Abstract The choice of a steel fiber to reinforce a cementitious matrix is often made with a misunderstanding of the real capabilities of the steel fiber. In spite of the sophisticated approaches in the case of straight steel fibers, the behavior of nonstraight fibers is much less understood. A very simple test, the pull-out test, allows us to evaluate these capabilities. An experimental program is presented that has investigated the effect of the length and orientation of a corrugated circular cross-section steel fiber anchored in different water to cement (w/c) ratio matrices with a new apparatus allowing one to pull-out any variety of steel fiber from concrete matrices. The analysis of the experimental results is at first qualitative and then statistical to objectively identify the significant parameters on the fiber pull-out behavior.

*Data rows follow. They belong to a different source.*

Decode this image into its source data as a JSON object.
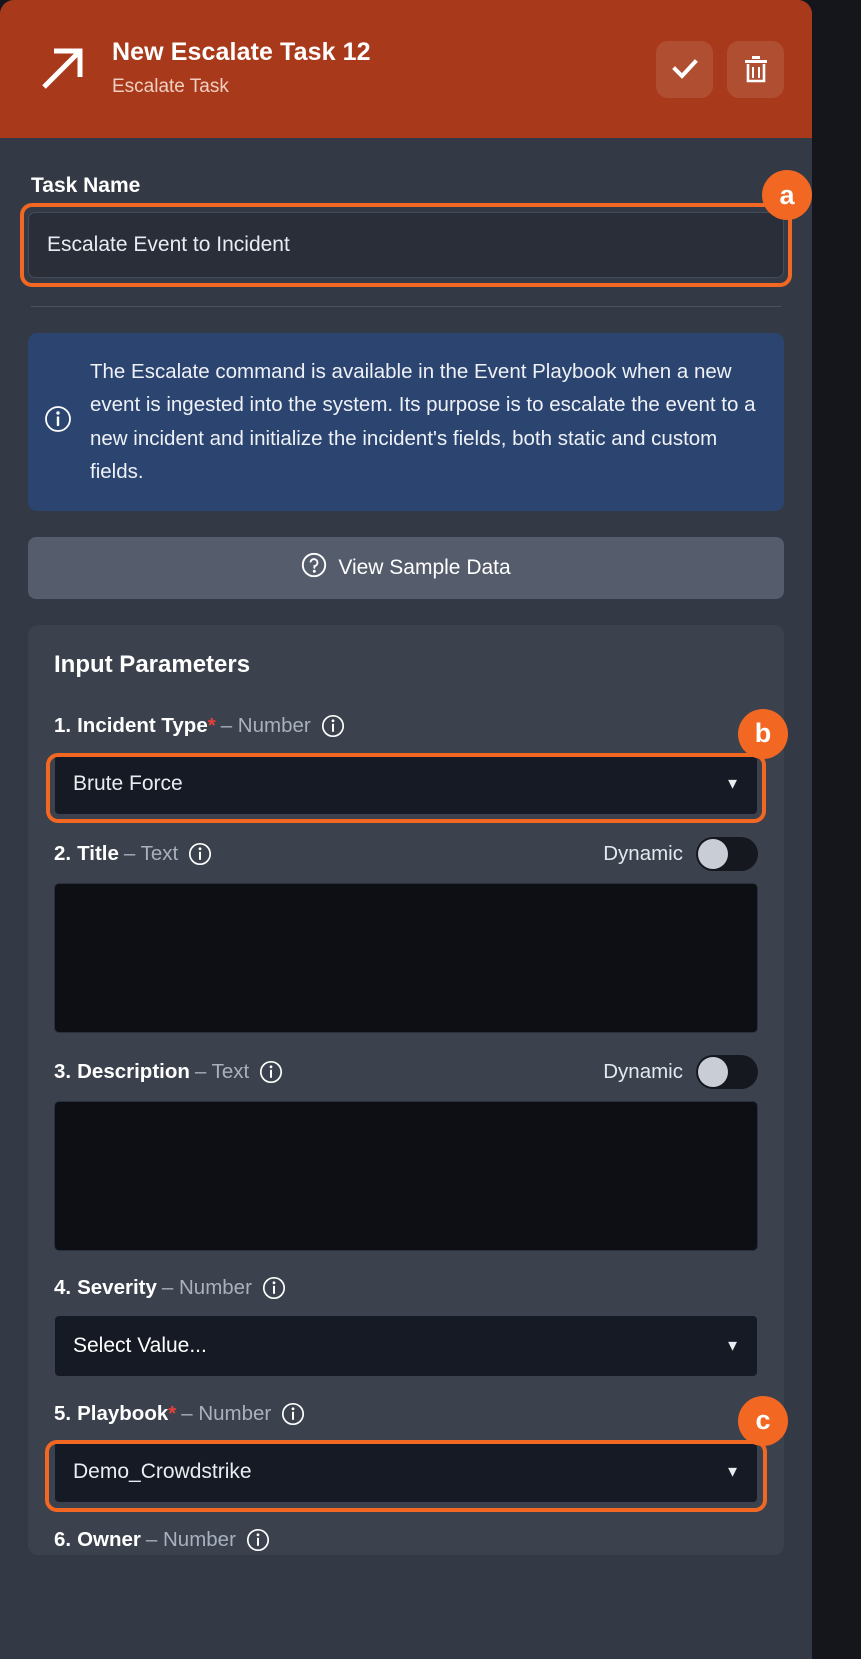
{
  "header": {
    "title": "New Escalate Task 12",
    "subtitle": "Escalate Task",
    "icon": "arrow-up-right-icon",
    "confirm_label": "check-icon",
    "delete_label": "trash-icon",
    "bg_color": "#a83a1b"
  },
  "task_name": {
    "label": "Task Name",
    "value": "Escalate Event to Incident",
    "placeholder": "Task Name"
  },
  "info": {
    "icon": "info-circle-icon",
    "text": "The Escalate command is available in the Event Playbook when a new event is ingested into the system. Its purpose is to escalate the event to a new incident and initialize the incident's fields, both static and custom fields.",
    "bg_color": "#2c4570"
  },
  "sample_button": {
    "label": "View Sample Data",
    "icon": "question-circle-icon"
  },
  "params_section": {
    "title": "Input Parameters"
  },
  "params": [
    {
      "index": "1.",
      "name": "Incident Type",
      "required": "*",
      "type": "– Number",
      "control": "select",
      "value": "Brute Force",
      "dynamic": null,
      "highlight": "b"
    },
    {
      "index": "2.",
      "name": "Title",
      "required": "",
      "type": "– Text",
      "control": "textarea",
      "value": "",
      "dynamic": "Dynamic",
      "dynamic_on": false,
      "highlight": null
    },
    {
      "index": "3.",
      "name": "Description",
      "required": "",
      "type": "– Text",
      "control": "textarea",
      "value": "",
      "dynamic": "Dynamic",
      "dynamic_on": false,
      "highlight": null
    },
    {
      "index": "4.",
      "name": "Severity",
      "required": "",
      "type": "– Number",
      "control": "select",
      "value": "Select Value...",
      "dynamic": null,
      "highlight": null
    },
    {
      "index": "5.",
      "name": "Playbook",
      "required": "*",
      "type": "– Number",
      "control": "select",
      "value": "Demo_Crowdstrike",
      "dynamic": null,
      "highlight": "c"
    },
    {
      "index": "6.",
      "name": "Owner",
      "required": "",
      "type": "– Number",
      "control": "none",
      "value": "",
      "dynamic": null,
      "highlight": null
    }
  ],
  "annotations": {
    "a": "a",
    "b": "b",
    "c": "c",
    "color": "#f26722"
  }
}
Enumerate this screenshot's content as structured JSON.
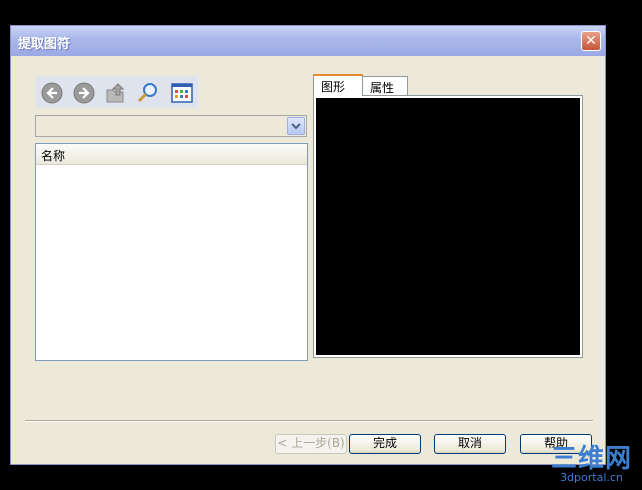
{
  "window": {
    "title": "提取图符",
    "close_symbol": "✕"
  },
  "toolbar": {
    "icons": [
      "back-arrow-icon",
      "forward-arrow-icon",
      "up-folder-icon",
      "search-icon",
      "view-grid-icon"
    ]
  },
  "combo": {
    "value": ""
  },
  "list": {
    "column_header": "名称",
    "rows": []
  },
  "tabs": [
    {
      "label": "图形",
      "active": true
    },
    {
      "label": "属性",
      "active": false
    }
  ],
  "buttons": {
    "back_label": "< 上一步(B)",
    "finish_label": "完成",
    "cancel_label": "取消",
    "help_label": "帮助"
  },
  "watermark": {
    "big": "三维网",
    "small": "3dportal.cn"
  },
  "colors": {
    "desktop": "#000000",
    "dialog_face": "#ece9d8",
    "titlebar": "#a9b7ea",
    "tab_accent": "#e68b2c",
    "preview_bg": "#000000"
  }
}
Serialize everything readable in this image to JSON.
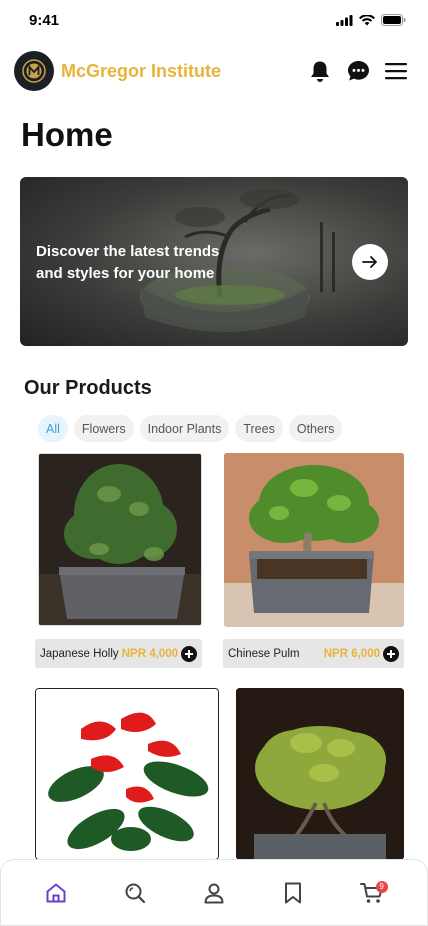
{
  "status_bar": {
    "time": "9:41"
  },
  "header": {
    "brand": "McGregor Institute"
  },
  "page": {
    "title": "Home"
  },
  "hero": {
    "text": "Discover the latest trends and styles for your home"
  },
  "products_section": {
    "title": "Our Products",
    "categories": [
      "All",
      "Flowers",
      "Indoor Plants",
      "Trees",
      "Others"
    ],
    "active_category": "All",
    "items": [
      {
        "name": "Japanese Holly",
        "price": "NPR 4,000"
      },
      {
        "name": "Chinese Pulm",
        "price": "NPR 6,000"
      }
    ]
  },
  "bottom_nav": {
    "items": [
      "home-icon",
      "search-icon",
      "profile-icon",
      "bookmark-icon",
      "cart-icon"
    ],
    "active": "home-icon",
    "cart_count": "9"
  },
  "colors": {
    "brand": "#e9b23b",
    "accent": "#6a3fd1",
    "chip_active": "#3aa0d8",
    "badge": "#e84545"
  }
}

Because w/c ratio appears to govern the failure mode, that is fracture or debonding of the fiber, it has only a slight effect on the fiber slipping behavior. In case of debonding, the fiber slips into the print of its initial geometry with minor matrix internal degradations and is straightened after complete extraction, dissipating a significant amount of cold work energy. Finally, length and orientation of the fiber interact and considerably affect the debonding behavior. In particular, a local matrix crushing in the crack plane delays the fiber mobilization by local unfolding.